The verdict includes $950 million in punitive damages, making it the largest single-user payout in J&J’s 15-year talc litigation history.
The family of Mae Moore, who used J&J’s baby powder for nearly 80 years, alleged the company concealed asbestos risks in its talc products.
J&J has vowed to appeal, calling the ruling “egregious and unconstitutional”, and maintains that its products are safe and asbestos-free.
The company faces over 70,000 similar lawsuits in U.S. courts, most alleging that its talc powders caused ovarian cancer or mesothelioma.
A California jury has ordered multinational pharmaceutical corporation Johnson & Johnson (J&J) to pay $966 million (£760 million) to the family of a woman who died from mesothelioma, marking one of the largest verdicts yet in the company’s long-running talc litigation.

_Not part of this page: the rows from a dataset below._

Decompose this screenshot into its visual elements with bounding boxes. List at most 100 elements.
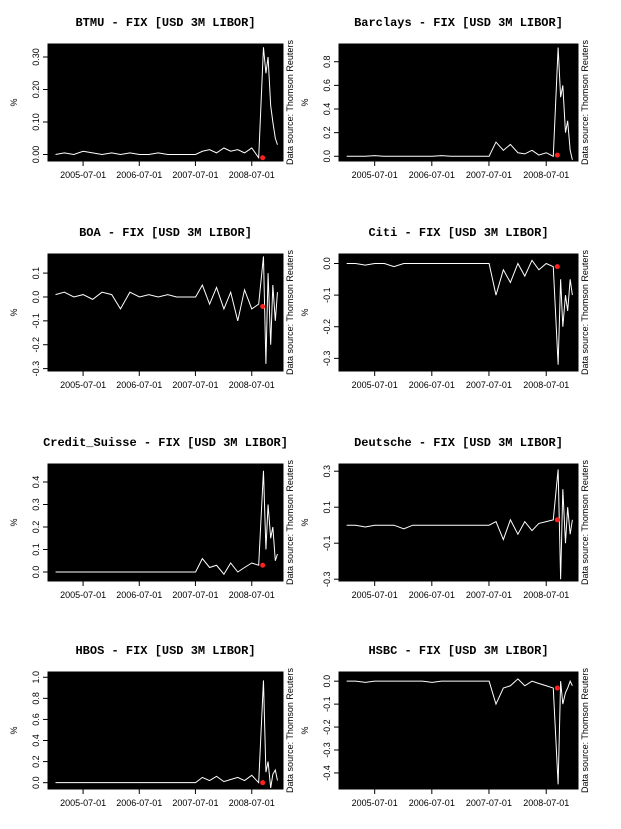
x-tick-label: 2007-07-01 xyxy=(466,170,512,180)
y-tick-label: 0.0 xyxy=(31,291,41,304)
chart-title: Barclays - FIX [USD 3M LIBOR] xyxy=(354,16,563,30)
x-tick-label: 2006-07-01 xyxy=(409,380,455,390)
y-tick-label: 0.3 xyxy=(31,498,41,511)
highlight-point xyxy=(554,264,560,270)
x-tick-label: 2007-07-01 xyxy=(466,380,512,390)
plot-area xyxy=(338,463,579,582)
y-tick-label: -0.1 xyxy=(322,696,332,712)
y-tick-label: 0.1 xyxy=(31,267,41,280)
y-tick-label: 0.0 xyxy=(31,566,41,579)
x-tick-label: 2005-07-01 xyxy=(352,380,398,390)
series-line xyxy=(346,469,573,580)
y-tick-label: 0.4 xyxy=(31,734,41,747)
highlight-point xyxy=(554,517,560,523)
y-tick-label: -0.2 xyxy=(322,319,332,335)
y-tick-label: -0.2 xyxy=(31,337,41,353)
y-tick-label: 1.0 xyxy=(31,671,41,684)
source-note: Data source: Thomson Reuters xyxy=(285,460,295,585)
plot-area xyxy=(338,43,579,162)
x-tick-label: 2008-07-01 xyxy=(523,590,569,600)
y-tick-label: 0.3 xyxy=(322,465,332,478)
source-note: Data source: Thomson Reuters xyxy=(285,250,295,375)
highlight-point xyxy=(554,685,560,691)
x-tick-label: 2006-07-01 xyxy=(116,590,162,600)
x-tick-label: 2008-07-01 xyxy=(523,380,569,390)
y-axis-label: % xyxy=(300,98,310,106)
highlight-point xyxy=(260,155,266,161)
x-tick-label: 2007-07-01 xyxy=(466,798,512,808)
series-line xyxy=(346,678,573,785)
x-tick-label: 2007-07-01 xyxy=(172,798,218,808)
y-tick-label: -0.1 xyxy=(322,535,332,551)
y-tick-label: -0.4 xyxy=(322,765,332,781)
y-tick-label: 0.6 xyxy=(322,79,332,92)
x-tick-label: 2005-07-01 xyxy=(60,798,106,808)
y-tick-label: 0.20 xyxy=(31,81,41,99)
x-tick-label: 2008-07-01 xyxy=(229,170,275,180)
x-tick-label: 2005-07-01 xyxy=(352,590,398,600)
series-line xyxy=(55,470,278,576)
x-tick-label: 2006-07-01 xyxy=(409,798,455,808)
y-tick-label: -0.3 xyxy=(322,742,332,758)
x-tick-label: 2007-07-01 xyxy=(172,170,218,180)
y-tick-label: 0.0 xyxy=(322,150,332,163)
y-tick-label: -0.3 xyxy=(322,571,332,587)
y-tick-label: 0.0 xyxy=(31,776,41,789)
y-tick-label: 0.10 xyxy=(31,113,41,131)
y-tick-label: 0.0 xyxy=(322,675,332,688)
source-note: Data source: Thomson Reuters xyxy=(580,668,590,793)
source-note: Data source: Thomson Reuters xyxy=(580,460,590,585)
y-axis-label: % xyxy=(300,726,310,734)
y-tick-label: 0.2 xyxy=(322,126,332,139)
y-tick-label: -0.3 xyxy=(322,351,332,367)
y-tick-label: -0.3 xyxy=(31,361,41,377)
series-line xyxy=(55,680,278,789)
x-tick-label: 2007-07-01 xyxy=(172,380,218,390)
x-tick-label: 2008-07-01 xyxy=(229,798,275,808)
highlight-point xyxy=(554,152,560,158)
chart-title: BOA - FIX [USD 3M LIBOR] xyxy=(79,226,252,240)
x-tick-label: 2005-07-01 xyxy=(352,798,398,808)
x-tick-label: 2007-07-01 xyxy=(172,590,218,600)
plot-area xyxy=(47,43,284,162)
x-tick-label: 2008-07-01 xyxy=(229,380,275,390)
highlight-point xyxy=(260,562,266,568)
x-tick-label: 2006-07-01 xyxy=(409,590,455,600)
y-tick-label: 0.0 xyxy=(322,257,332,270)
plot-area xyxy=(338,253,579,372)
source-note: Data source: Thomson Reuters xyxy=(285,40,295,165)
x-tick-label: 2008-07-01 xyxy=(523,170,569,180)
plot-area xyxy=(47,253,284,372)
x-tick-label: 2006-07-01 xyxy=(409,170,455,180)
plot-area xyxy=(47,671,284,790)
chart-title: Citi - FIX [USD 3M LIBOR] xyxy=(368,226,548,240)
y-tick-label: -0.1 xyxy=(322,287,332,303)
series-line xyxy=(55,256,278,364)
series-line xyxy=(346,47,573,160)
series-line xyxy=(55,47,278,160)
chart-title: HBOS - FIX [USD 3M LIBOR] xyxy=(75,644,255,658)
chart-title: Credit_Suisse - FIX [USD 3M LIBOR] xyxy=(43,436,288,450)
source-note: Data source: Thomson Reuters xyxy=(285,668,295,793)
chart-title: BTMU - FIX [USD 3M LIBOR] xyxy=(75,16,255,30)
y-tick-label: 0.2 xyxy=(31,521,41,534)
series-line xyxy=(346,259,573,365)
source-note: Data source: Thomson Reuters xyxy=(580,250,590,375)
x-tick-label: 2008-07-01 xyxy=(523,798,569,808)
y-tick-label: 0.4 xyxy=(31,476,41,489)
y-axis-label: % xyxy=(9,518,19,526)
y-axis-label: % xyxy=(9,308,19,316)
chart-title: Deutsche - FIX [USD 3M LIBOR] xyxy=(354,436,563,450)
y-tick-label: 0.6 xyxy=(31,713,41,726)
chart-title: HSBC - FIX [USD 3M LIBOR] xyxy=(368,644,548,658)
x-tick-label: 2005-07-01 xyxy=(352,170,398,180)
highlight-point xyxy=(260,780,266,786)
plot-area xyxy=(338,671,579,790)
y-tick-label: 0.00 xyxy=(31,146,41,164)
y-tick-label: 0.1 xyxy=(31,543,41,556)
x-tick-label: 2006-07-01 xyxy=(116,380,162,390)
y-tick-label: 0.8 xyxy=(322,55,332,68)
y-tick-label: 0.30 xyxy=(31,48,41,66)
y-axis-label: % xyxy=(300,518,310,526)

The Los Angeles Superior Court jury on October 6, 2025 found J&J liable for the death of Mae Moore, an 88-year-old California resident who died in 2021. The jury awarded $16 million in compensatory damages and $950 million in punitive damages, after concluding that the company’s talc-based baby powder and Shower-to-Shower products contained asbestos fibres that caused her rare cancer, according to court filings cited by news agency Reuters and English daily Business Standard.
Moore’s family alleged that J&J had concealed the asbestos-related risks of its talc powders despite decades of internal evidence suggesting potential contamination. The verdict represents the largest single-user payout in the 15-year litigation surrounding J&J’s talc products, according to Bloomberg reports referenced by Business Standard.

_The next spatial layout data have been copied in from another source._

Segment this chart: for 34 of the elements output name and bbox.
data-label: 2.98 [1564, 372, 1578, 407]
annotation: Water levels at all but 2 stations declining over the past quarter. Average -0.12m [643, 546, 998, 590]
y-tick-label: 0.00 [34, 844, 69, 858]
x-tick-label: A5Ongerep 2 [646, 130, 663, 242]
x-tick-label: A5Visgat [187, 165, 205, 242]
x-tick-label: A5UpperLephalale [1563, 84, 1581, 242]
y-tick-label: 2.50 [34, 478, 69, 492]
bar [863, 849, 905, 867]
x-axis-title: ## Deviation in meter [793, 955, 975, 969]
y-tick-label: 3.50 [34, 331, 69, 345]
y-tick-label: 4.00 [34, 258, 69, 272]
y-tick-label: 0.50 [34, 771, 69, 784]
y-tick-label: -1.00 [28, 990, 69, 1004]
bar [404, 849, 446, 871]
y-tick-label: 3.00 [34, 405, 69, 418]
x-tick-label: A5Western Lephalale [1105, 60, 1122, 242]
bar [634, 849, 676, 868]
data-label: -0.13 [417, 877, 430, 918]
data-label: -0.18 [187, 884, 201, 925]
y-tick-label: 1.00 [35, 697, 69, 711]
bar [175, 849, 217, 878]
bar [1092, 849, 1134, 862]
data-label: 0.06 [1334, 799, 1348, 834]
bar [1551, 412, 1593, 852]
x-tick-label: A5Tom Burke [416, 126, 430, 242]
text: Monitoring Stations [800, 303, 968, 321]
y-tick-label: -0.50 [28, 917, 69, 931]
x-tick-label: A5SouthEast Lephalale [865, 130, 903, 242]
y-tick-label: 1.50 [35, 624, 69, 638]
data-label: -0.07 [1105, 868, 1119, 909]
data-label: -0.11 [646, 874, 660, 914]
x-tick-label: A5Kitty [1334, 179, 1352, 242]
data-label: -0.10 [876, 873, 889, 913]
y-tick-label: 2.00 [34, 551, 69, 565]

Erik Haas, J&J’s worldwide vice president of litigation, said the company would “immediately appeal this egregious and unconstitutional verdict”, claiming the case was based on “junk science” that should not have been presented to the jury, according to Reuters. The company has consistently denied that its talc products contain asbestos or cause cancer, stating that decades of scientific testing have confirmed their safety.

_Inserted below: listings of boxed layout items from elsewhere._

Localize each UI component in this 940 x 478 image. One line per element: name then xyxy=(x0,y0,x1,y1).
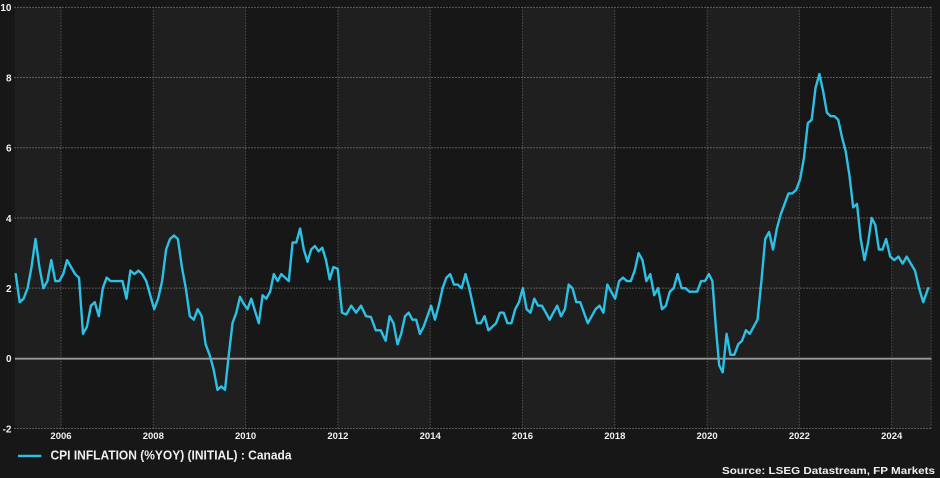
svg-text:2022: 2022 xyxy=(789,431,810,442)
svg-text:2008: 2008 xyxy=(143,431,164,442)
svg-text:8: 8 xyxy=(6,73,12,84)
svg-text:2: 2 xyxy=(6,284,12,295)
svg-text:Source: LSEG Datastream, FP Ma: Source: LSEG Datastream, FP Markets xyxy=(722,465,935,477)
svg-text:2010: 2010 xyxy=(235,431,256,442)
svg-text:2024: 2024 xyxy=(881,431,903,442)
svg-text:2006: 2006 xyxy=(50,431,71,442)
svg-text:-2: -2 xyxy=(3,424,12,435)
svg-text:2020: 2020 xyxy=(697,431,718,442)
svg-text:2014: 2014 xyxy=(420,431,442,442)
svg-text:10: 10 xyxy=(0,3,12,14)
svg-text:2018: 2018 xyxy=(604,431,625,442)
svg-text:0: 0 xyxy=(6,354,12,365)
svg-text:6: 6 xyxy=(6,144,12,155)
svg-text:2016: 2016 xyxy=(512,431,533,442)
svg-text:2012: 2012 xyxy=(327,431,348,442)
svg-text:CPI INFLATION (%YOY) (INITIAL): CPI INFLATION (%YOY) (INITIAL) : Canada xyxy=(51,448,293,463)
svg-text:4: 4 xyxy=(6,214,12,225)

J&J stopped selling talc-based baby powder in the United States in 2020, replacing it with a cornstarch alternative, and withdrew the product globally in 2023.
The verdict comes as J&J faces a new wave of jury trials over its talc products. More than 70,000 claims are currently pending in US courts, most consolidated before a federal judge in New Jersey for pre-trial proceedings.
The company has tried three times to resolve the litigation through bankruptcy filings — moves that have been rejected by federal courts. The vast majority of cases involve ovarian cancer claims, though a smaller subset, including the Moore case, involve mesothelioma, a rare cancer linked to asbestos exposure.
While some juries have found J&J not liable, others have awarded billions of dollars in damages—many of which were later reduced or overturned on appeal. The previous record verdict, delivered in 2018, saw 20 women collectively awarded $4.7 billion, later reduced to $2.1 billion, which J&J ultimately paid with interest.
This verdict underscores the ongoing legal and reputational crisis as it may influence the trajectory of pending cases and increase pressure on the company to reach a global settlement.
However, legal experts noted that the award could be significantly reduced on appeal, as US Supreme Court precedent generally limits punitive damages to no more than nine times compensatory damages.